We show the specialists’ responses in Fig. 9. According to the answers, we can infer that the design pleased the users or that at least it did not bother them to the point of impairing the interaction.

Fig. 9.
figure 9

Aesthetic and minimalist design.

7 Final Remarks

We presented a medium-high fidelity prototype of the EmoFrame. The technologies we used to develop the prototype were HTML, CSS, and JavaScript. We concluded during this study that it is also necessary to include guidelines to compose the framework and a set of instruments. As a contribution, we hope to offer the EmoFrame as an artifact, together with the synthesized instruments.

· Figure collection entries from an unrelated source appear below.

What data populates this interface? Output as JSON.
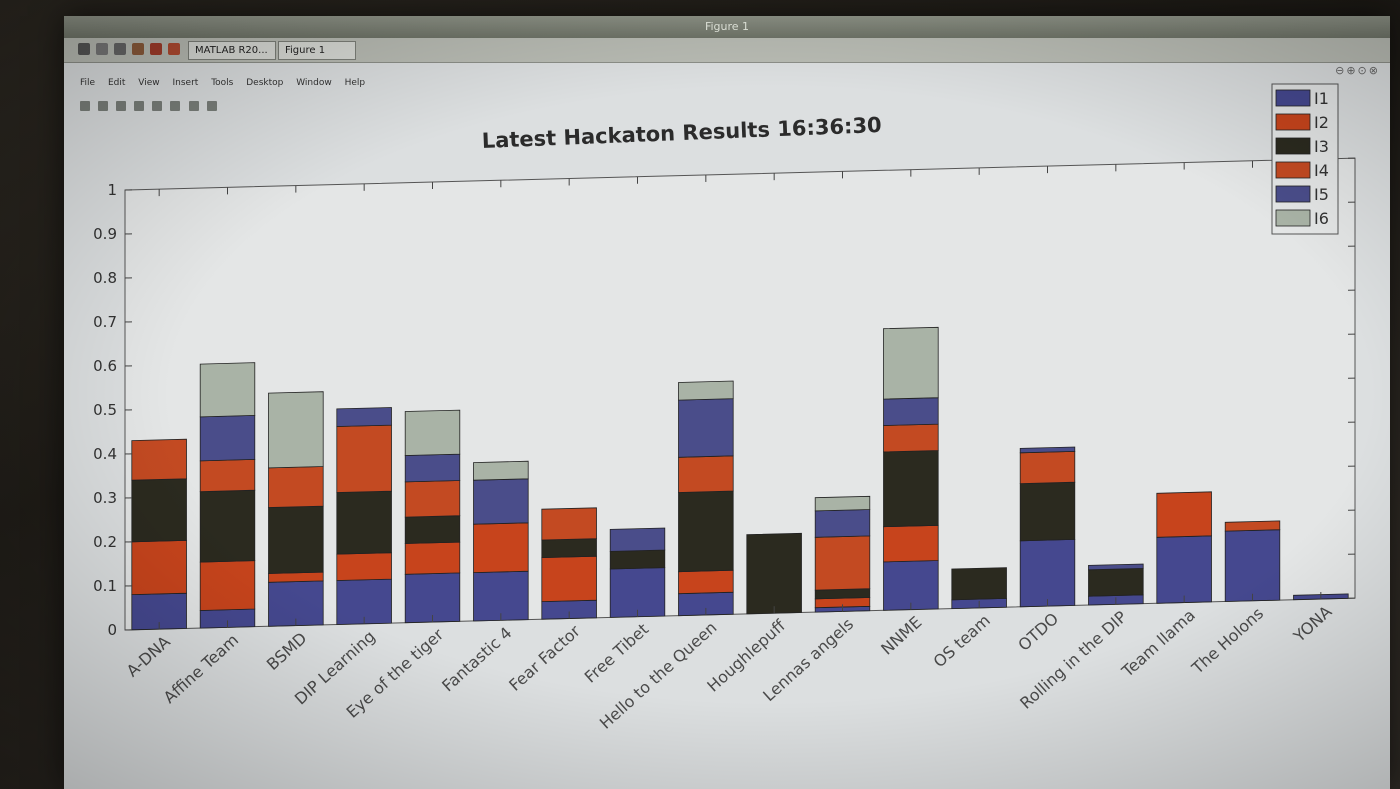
{
  "window": {
    "title": "Figure 1",
    "taskbar_items": [
      "MATLAB R20...",
      "Figure 1"
    ],
    "menu": [
      "File",
      "Edit",
      "View",
      "Insert",
      "Tools",
      "Desktop",
      "Window",
      "Help"
    ]
  },
  "chart_data": {
    "type": "bar",
    "stacked": true,
    "title": "Latest Hackaton Results 16:36:30",
    "xlabel": "",
    "ylabel": "",
    "ylim": [
      0,
      1
    ],
    "yticks": [
      "0",
      "0.1",
      "0.2",
      "0.3",
      "0.4",
      "0.5",
      "0.6",
      "0.7",
      "0.8",
      "0.9",
      "1"
    ],
    "grid": false,
    "legend_position": "top-right",
    "categories": [
      "A-DNA",
      "Affine Team",
      "BSMD",
      "DIP Learning",
      "Eye of the tiger",
      "Fantastic 4",
      "Fear Factor",
      "Free Tibet",
      "Hello to the Queen",
      "Houghlepuff",
      "Lennas angels",
      "NNME",
      "OS team",
      "OTDO",
      "Rolling in the DIP",
      "Team llama",
      "The Holons",
      "YONA"
    ],
    "series": [
      {
        "name": "I1",
        "color": "#45488f",
        "values": [
          0.08,
          0.04,
          0.1,
          0.1,
          0.11,
          0.11,
          0.04,
          0.11,
          0.05,
          0.0,
          0.01,
          0.11,
          0.02,
          0.15,
          0.02,
          0.15,
          0.16,
          0.01
        ]
      },
      {
        "name": "I2",
        "color": "#c7441c",
        "values": [
          0.12,
          0.11,
          0.02,
          0.06,
          0.07,
          0.11,
          0.1,
          0.0,
          0.05,
          0.0,
          0.02,
          0.08,
          0.0,
          0.0,
          0.0,
          0.1,
          0.0,
          0.0
        ]
      },
      {
        "name": "I3",
        "color": "#2b2a1f",
        "values": [
          0.14,
          0.16,
          0.15,
          0.14,
          0.06,
          0.0,
          0.04,
          0.04,
          0.18,
          0.18,
          0.02,
          0.17,
          0.07,
          0.13,
          0.06,
          0.0,
          0.0,
          0.0
        ]
      },
      {
        "name": "I4",
        "color": "#c34a22",
        "values": [
          0.09,
          0.07,
          0.09,
          0.15,
          0.08,
          0.0,
          0.07,
          0.0,
          0.08,
          0.0,
          0.12,
          0.06,
          0.0,
          0.07,
          0.0,
          0.0,
          0.02,
          0.0
        ]
      },
      {
        "name": "I5",
        "color": "#4a4d8a",
        "values": [
          0.0,
          0.1,
          0.0,
          0.04,
          0.06,
          0.1,
          0.0,
          0.05,
          0.13,
          0.0,
          0.06,
          0.06,
          0.0,
          0.01,
          0.01,
          0.0,
          0.0,
          0.0
        ]
      },
      {
        "name": "I6",
        "color": "#a9b3a6",
        "values": [
          0.0,
          0.12,
          0.17,
          0.0,
          0.1,
          0.04,
          0.0,
          0.0,
          0.04,
          0.0,
          0.03,
          0.16,
          0.0,
          0.0,
          0.0,
          0.0,
          0.0,
          0.0
        ]
      }
    ]
  }
}
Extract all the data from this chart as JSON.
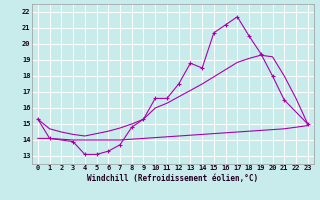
{
  "xlabel": "Windchill (Refroidissement éolien,°C)",
  "bg_color": "#c8ecec",
  "grid_color": "#aadddd",
  "line_color": "#aa00aa",
  "xlim": [
    -0.5,
    23.5
  ],
  "ylim": [
    12.5,
    22.5
  ],
  "xticks": [
    0,
    1,
    2,
    3,
    4,
    5,
    6,
    7,
    8,
    9,
    10,
    11,
    12,
    13,
    14,
    15,
    16,
    17,
    18,
    19,
    20,
    21,
    22,
    23
  ],
  "yticks": [
    13,
    14,
    15,
    16,
    17,
    18,
    19,
    20,
    21,
    22
  ],
  "line1_x": [
    0,
    1,
    3,
    4,
    5,
    6,
    7,
    8,
    9,
    10,
    11,
    12,
    13,
    14,
    15,
    16,
    17,
    18,
    19,
    20,
    21,
    23
  ],
  "line1_y": [
    15.3,
    14.1,
    13.9,
    13.1,
    13.1,
    13.3,
    13.7,
    14.8,
    15.3,
    16.6,
    16.6,
    17.5,
    18.8,
    18.5,
    20.7,
    21.2,
    21.7,
    20.5,
    19.4,
    18.0,
    16.5,
    15.0
  ],
  "line2_x": [
    0,
    1,
    2,
    3,
    4,
    5,
    6,
    7,
    8,
    9,
    10,
    11,
    12,
    13,
    14,
    15,
    16,
    17,
    18,
    19,
    20,
    21,
    22,
    23
  ],
  "line2_y": [
    15.3,
    14.7,
    14.5,
    14.35,
    14.25,
    14.4,
    14.55,
    14.75,
    15.0,
    15.3,
    16.0,
    16.3,
    16.7,
    17.1,
    17.5,
    17.95,
    18.4,
    18.85,
    19.1,
    19.3,
    19.2,
    18.0,
    16.6,
    15.0
  ],
  "line3_x": [
    0,
    1,
    2,
    3,
    4,
    5,
    6,
    7,
    8,
    9,
    10,
    11,
    12,
    13,
    14,
    15,
    16,
    17,
    18,
    19,
    20,
    21,
    22,
    23
  ],
  "line3_y": [
    14.1,
    14.1,
    14.05,
    14.0,
    14.0,
    14.0,
    14.0,
    14.0,
    14.05,
    14.1,
    14.15,
    14.2,
    14.25,
    14.3,
    14.35,
    14.4,
    14.45,
    14.5,
    14.55,
    14.6,
    14.65,
    14.7,
    14.8,
    14.9
  ]
}
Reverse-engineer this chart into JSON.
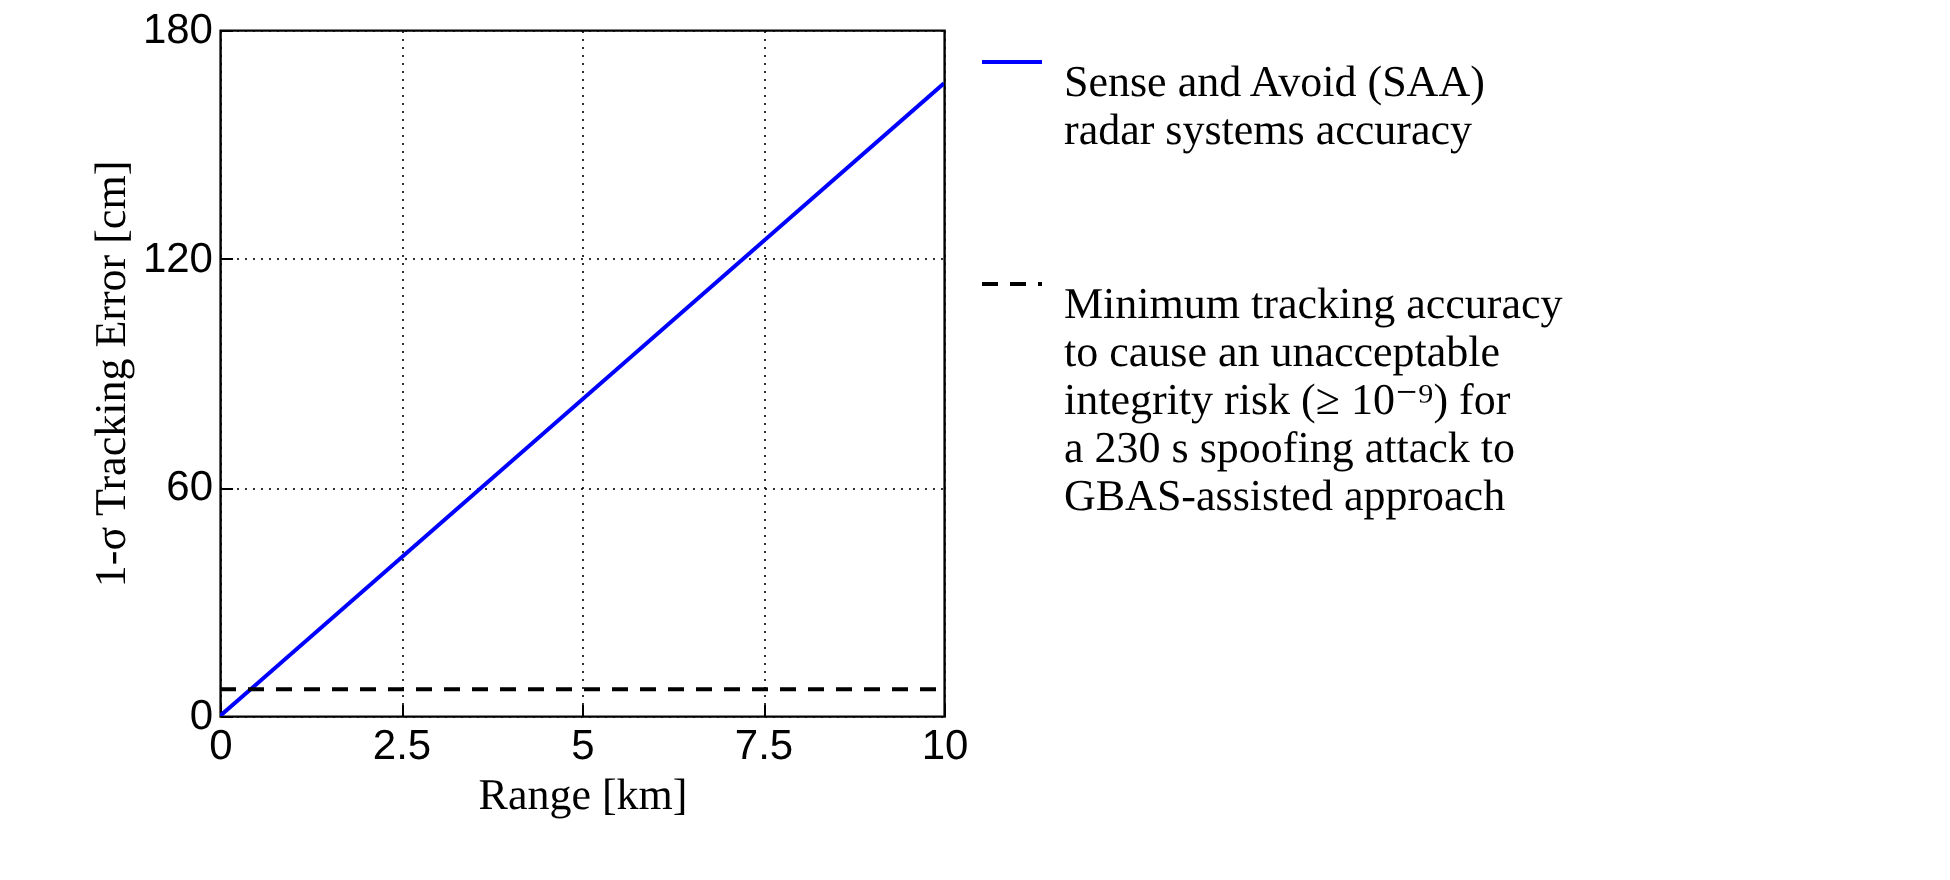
{
  "chart_data": {
    "type": "line",
    "xlabel": "Range [km]",
    "ylabel": "1-σ Tracking Error [cm]",
    "xlim": [
      0,
      10
    ],
    "ylim": [
      0,
      180
    ],
    "xticks": [
      0,
      2.5,
      5,
      7.5,
      10
    ],
    "yticks": [
      0,
      60,
      120,
      180
    ],
    "x": [
      0,
      10
    ],
    "grid": true,
    "legend": "right",
    "series": [
      {
        "name": "Sense and Avoid (SAA)\nradar systems accuracy",
        "color": "#0000ff",
        "line_style": "solid",
        "values": [
          0,
          166
        ]
      },
      {
        "name": "Minimum tracking accuracy\nto cause an unacceptable\nintegrity risk (≥ 10⁻⁹) for\na 230 s spoofing attack to\nGBAS-assisted approach",
        "color": "#000000",
        "line_style": "dashed",
        "values": [
          7,
          7
        ]
      }
    ]
  }
}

A work in progress is the development of the EmoFrame in high fidelity. It is in the interest of the research group to carry out new studies also in the tool’s interface, as well as to use it in the context of research with the populations of interest of the group’s specialists. In the future, it is expected that the specialist can receive recommendations for instruments to be used in their studies, based on input data offered by these specialists, such as the desire to assess emotional responses with children, the elderly, carriers disability, among other audiences, for example, and also for different types of emotional responses.